There are tons of fun ways to teach kids about their senses, but because the activities often focus on fun, it may be easy for us to see them as only that. However, teaching students about their five senses is so much more! This science content remains an important topic to introduce to our students. These are three reasons why you should teach your students about their senses.
Reason #1: Helps Students’ Understanding of the World
While the five senses may not seem complex or significant to us as adults, they are incredibly important for young learners. Until you teach kids about their senses, they may not be fully aware of how they take in the world around them. Students obviously know that they can see, hear, and smell many different things throughout each day, but they probably have not made the connection between those sensations and the parts of their body that help them achieve them.
In my Five Senses Unit, I include activities and worksheets that help students understand how specific parts of our body take in each sense. This enables students to make the connection. It also gets students thinking about how we perceive different smells, tastes, and sounds as good or bad, salty or sweet, and even loud or soft. Overall, learning about their senses helps kids make connections between themselves and the world around them.
Reason #2: Sets the Stage for Future Scientific Discovery
As mentioned before, when you teach kids about their five senses, they also learn about how we as humans take in information from our environment. Understanding this is a huge step towards future scientific discovery. As we all know, observation is a key part of the scientific process.
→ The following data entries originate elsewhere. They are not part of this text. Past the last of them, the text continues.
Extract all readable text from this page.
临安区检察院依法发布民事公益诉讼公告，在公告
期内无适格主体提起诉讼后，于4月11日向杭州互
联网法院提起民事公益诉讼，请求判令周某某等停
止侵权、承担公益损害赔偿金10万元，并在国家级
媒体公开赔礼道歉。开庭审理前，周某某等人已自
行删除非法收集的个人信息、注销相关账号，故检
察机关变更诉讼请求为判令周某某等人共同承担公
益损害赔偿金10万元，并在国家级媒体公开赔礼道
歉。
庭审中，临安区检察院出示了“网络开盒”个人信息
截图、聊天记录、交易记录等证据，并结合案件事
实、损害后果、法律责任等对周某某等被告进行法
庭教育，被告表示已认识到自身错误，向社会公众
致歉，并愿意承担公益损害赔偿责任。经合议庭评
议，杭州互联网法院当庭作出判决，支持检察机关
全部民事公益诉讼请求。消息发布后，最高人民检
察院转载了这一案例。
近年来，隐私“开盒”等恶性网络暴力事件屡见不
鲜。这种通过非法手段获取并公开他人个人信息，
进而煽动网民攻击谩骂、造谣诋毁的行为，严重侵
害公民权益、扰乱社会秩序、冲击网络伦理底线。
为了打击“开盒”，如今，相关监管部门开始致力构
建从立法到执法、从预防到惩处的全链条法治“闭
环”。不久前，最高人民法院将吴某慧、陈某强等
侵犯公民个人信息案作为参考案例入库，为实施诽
And how do we observe? With our five senses, of course! Throughout their years of practicing science, students will continue to use sight, touch, smell, sounds, and even taste to formulate scientific questions and help them find answers to those questions.
Reason #3: Leads to Other Great Discussions
Another reason we should teach kids about their senses is because it will lead to other great discussions within our classrooms. For example, when talking about senses, it is impossible to avoid talking about opposite words. When learning about taste, students can explore the differences between sweet and sour. If discussing hearing, loud and quiet sounds are sure to be brought up. Students can also notice opposites with their touch like hard or soft, bumpy or smooth, wet or dry, and hot or cold. This type of exploration can be a great way to expand your students' vocabulary and understanding of these different words.
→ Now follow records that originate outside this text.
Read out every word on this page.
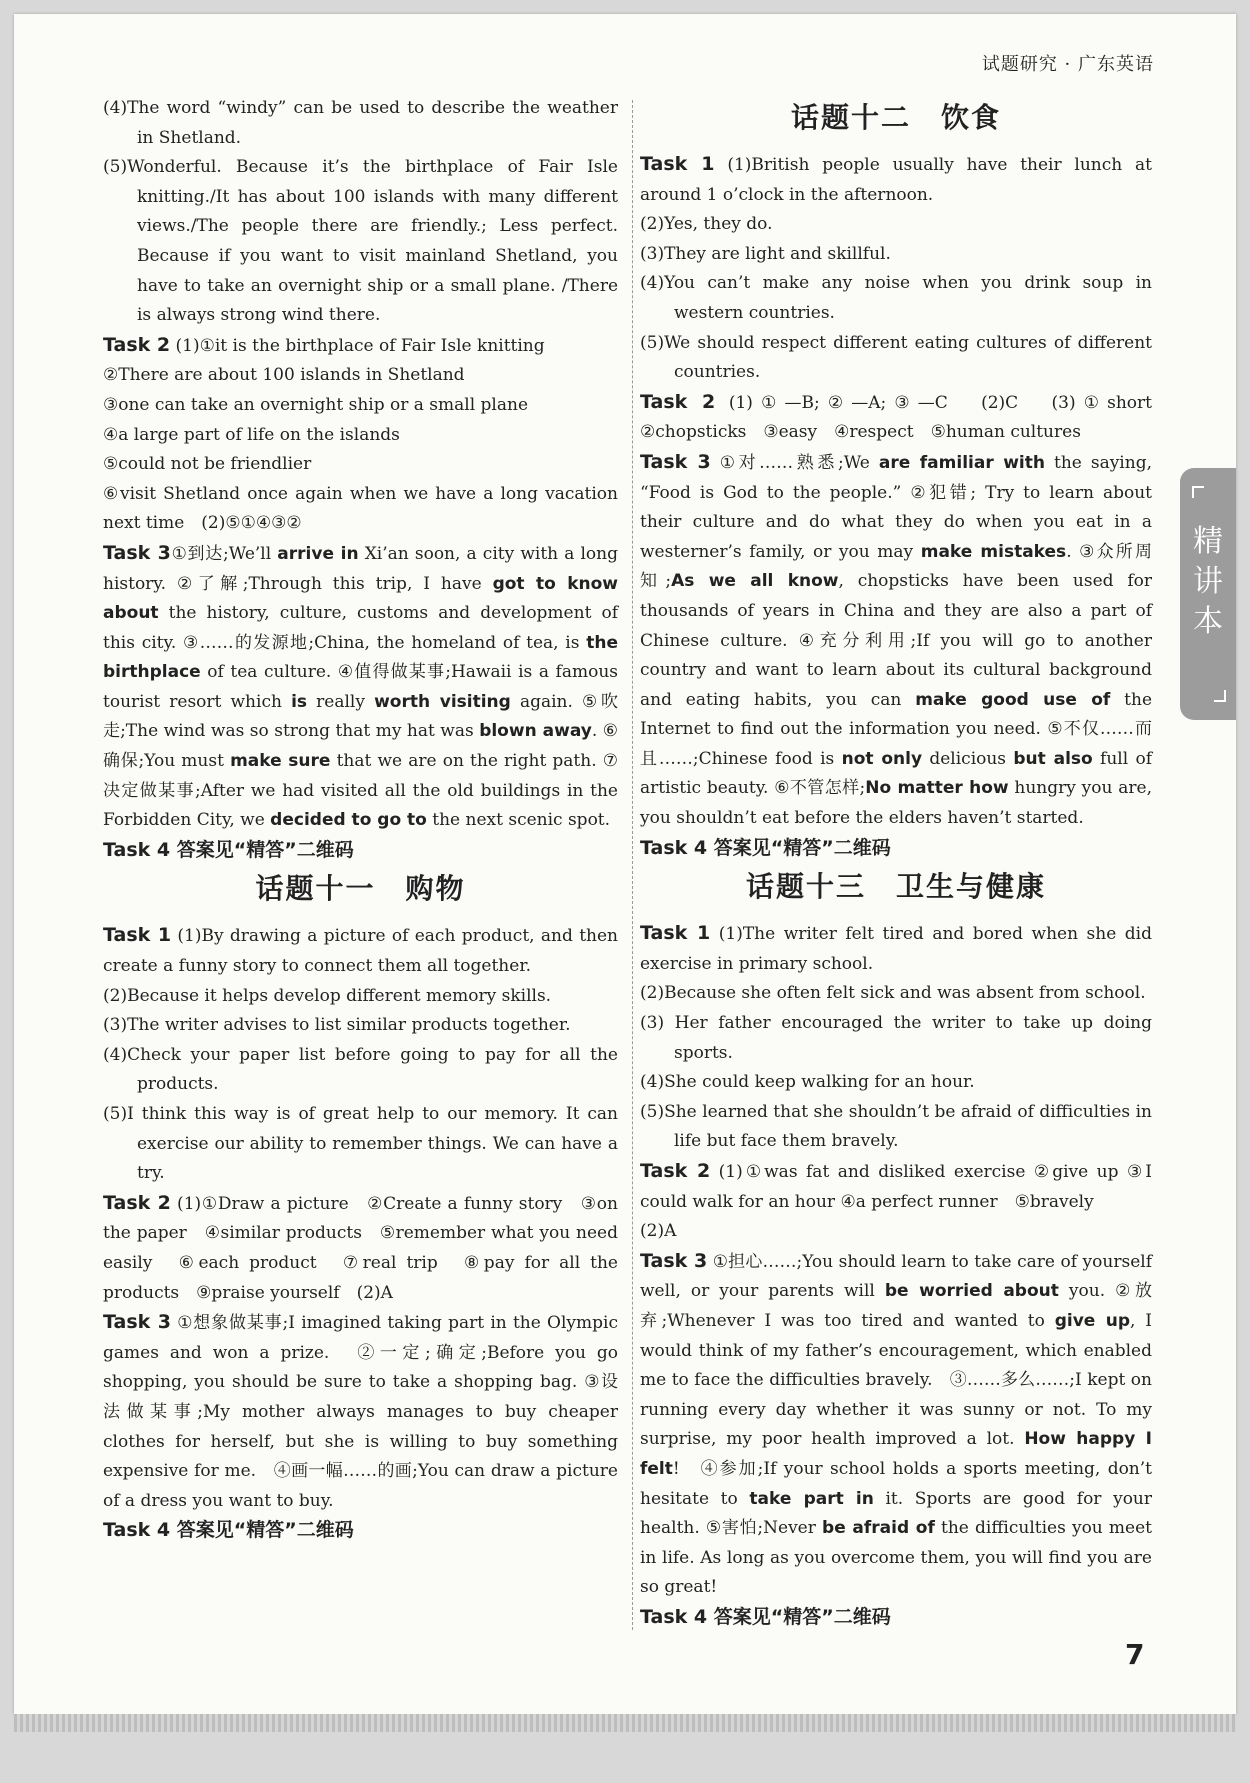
试题研究 · 广东英语
精讲本

(4)The word “windy” can be used to describe the weather in Shetland.

(5)Wonderful. Because it’s the birthplace of Fair Isle knitting./It has about 100 islands with many different views./The people there are friendly.; Less perfect. Because if you want to visit mainland Shetland, you have to take an overnight ship or a small plane. /There is always strong wind there.

Task 2 (1)①it is the birthplace of Fair Isle knitting

②There are about 100 islands in Shetland

③one can take an overnight ship or a small plane

④a large part of life on the islands

⑤could not be friendlier

⑥visit Shetland once again when we have a long vacation next time　(2)⑤①④③②

Task 3①到达;We’ll arrive in Xi’an soon, a city with a long history. ②了解;Through this trip, I have got to know about the history, culture, customs and development of this city. ③……的发源地;China, the homeland of tea, is the birthplace of tea culture. ④值得做某事;Hawaii is a famous tourist resort which is really worth visiting again. ⑤吹走;The wind was so strong that my hat was blown away. ⑥确保;You must make sure that we are on the right path. ⑦决定做某事;After we had visited all the old buildings in the Forbidden City, we decided to go to the next scenic spot.

Task 4 答案见“精答”二维码

话题十一　购物

Task 1 (1)By drawing a picture of each product, and then create a funny story to connect them all together.

(2)Because it helps develop different memory skills.

(3)The writer advises to list similar products together.

(4)Check your paper list before going to pay for all the products.

(5)I think this way is of great help to our memory. It can exercise our ability to remember things. We can have a try.

Task 2 (1)①Draw a picture　②Create a funny story　③on the paper　④similar products　⑤remember what you need easily　⑥each product　⑦real trip　⑧pay for all the products　⑨praise yourself　(2)A

Task 3 ①想象做某事;I imagined taking part in the Olympic games and won a prize.　②一定;确定;Before you go shopping, you should be sure to take a shopping bag. ③设法做某事;My mother always manages to buy cheaper clothes for herself, but she is willing to buy something expensive for me.　④画一幅……的画;You can draw a picture of a dress you want to buy.

Task 4 答案见“精答”二维码

话题十二　饮食

Task 1 (1)British people usually have their lunch at around 1 o’clock in the afternoon.

(2)Yes, they do.

(3)They are light and skillful.

(4)You can’t make any noise when you drink soup in western countries.

(5)We should respect different eating cultures of different countries.

Task 2 (1)①—B;②—A;③—C　(2)C　(3)①short　②chopsticks　③easy　④respect　⑤human cultures

Task 3 ①对……熟悉;We are familiar with the saying, “Food is God to the people.” ②犯错; Try to learn about their culture and do what they do when you eat in a westerner’s family, or you may make mistakes. ③众所周知;As we all know, chopsticks have been used for thousands of years in China and they are also a part of Chinese culture. ④充分利用;If you will go to another country and want to learn about its cultural background and eating habits, you can make good use of the Internet to find out the information you need. ⑤不仅……而且……;Chinese food is not only delicious but also full of artistic beauty. ⑥不管怎样;No matter how hungry you are, you shouldn’t eat before the elders haven’t started.

Task 4 答案见“精答”二维码

话题十三　卫生与健康

Task 1 (1)The writer felt tired and bored when she did exercise in primary school.

(2)Because she often felt sick and was absent from school.

(3) Her father encouraged the writer to take up doing sports.

(4)She could keep walking for an hour.

(5)She learned that she shouldn’t be afraid of difficulties in life but face them bravely.

Task 2 (1)①was fat and disliked exercise ②give up ③I could walk for an hour ④a perfect runner　⑤bravely

(2)A

Task 3 ①担心……;You should learn to take care of yourself well, or your parents will be worried about you. ②放弃;Whenever I was too tired and wanted to give up, I would think of my father’s encouragement, which enabled me to face the difficulties bravely.　③……多么……;I kept on running every day whether it was sunny or not. To my surprise, my poor health improved a lot. How happy I felt!　④参加;If your school holds a sports meeting, don’t hesitate to take part in it. Sports are good for your health. ⑤害怕;Never be afraid of the difficulties you meet in life. As long as you overcome them, you will find you are so great!

Task 4 答案见“精答”二维码

7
Making comparisons through five senses lessons also sets the stage for future math lessons. When learning about measurement, we expect students to make a lot of comparisons. We compare length, height, and weight based on measurement in a similar way to how we make comparisons when learning about the five senses. Furthermore, in both math and literacy, we expect students to sort and categorize different objects or concepts. Students take in information with their senses (or their background knowledge using those senses) and then sort objects into categories based on attributes they observe. Because the five senses set the stage for so many other content areas, it remains an important topic to cover with young learners.
When looking at five senses activities, it is easy to look past the importance and only see the fun. However, learning about the five senses remains a crucial topic to teach to young students. It helps students make sense of the world around them and can be used to start important discussions in other content areas. It even helps students have a better understanding of observation, which will be the cornerstone of future scientific discovery.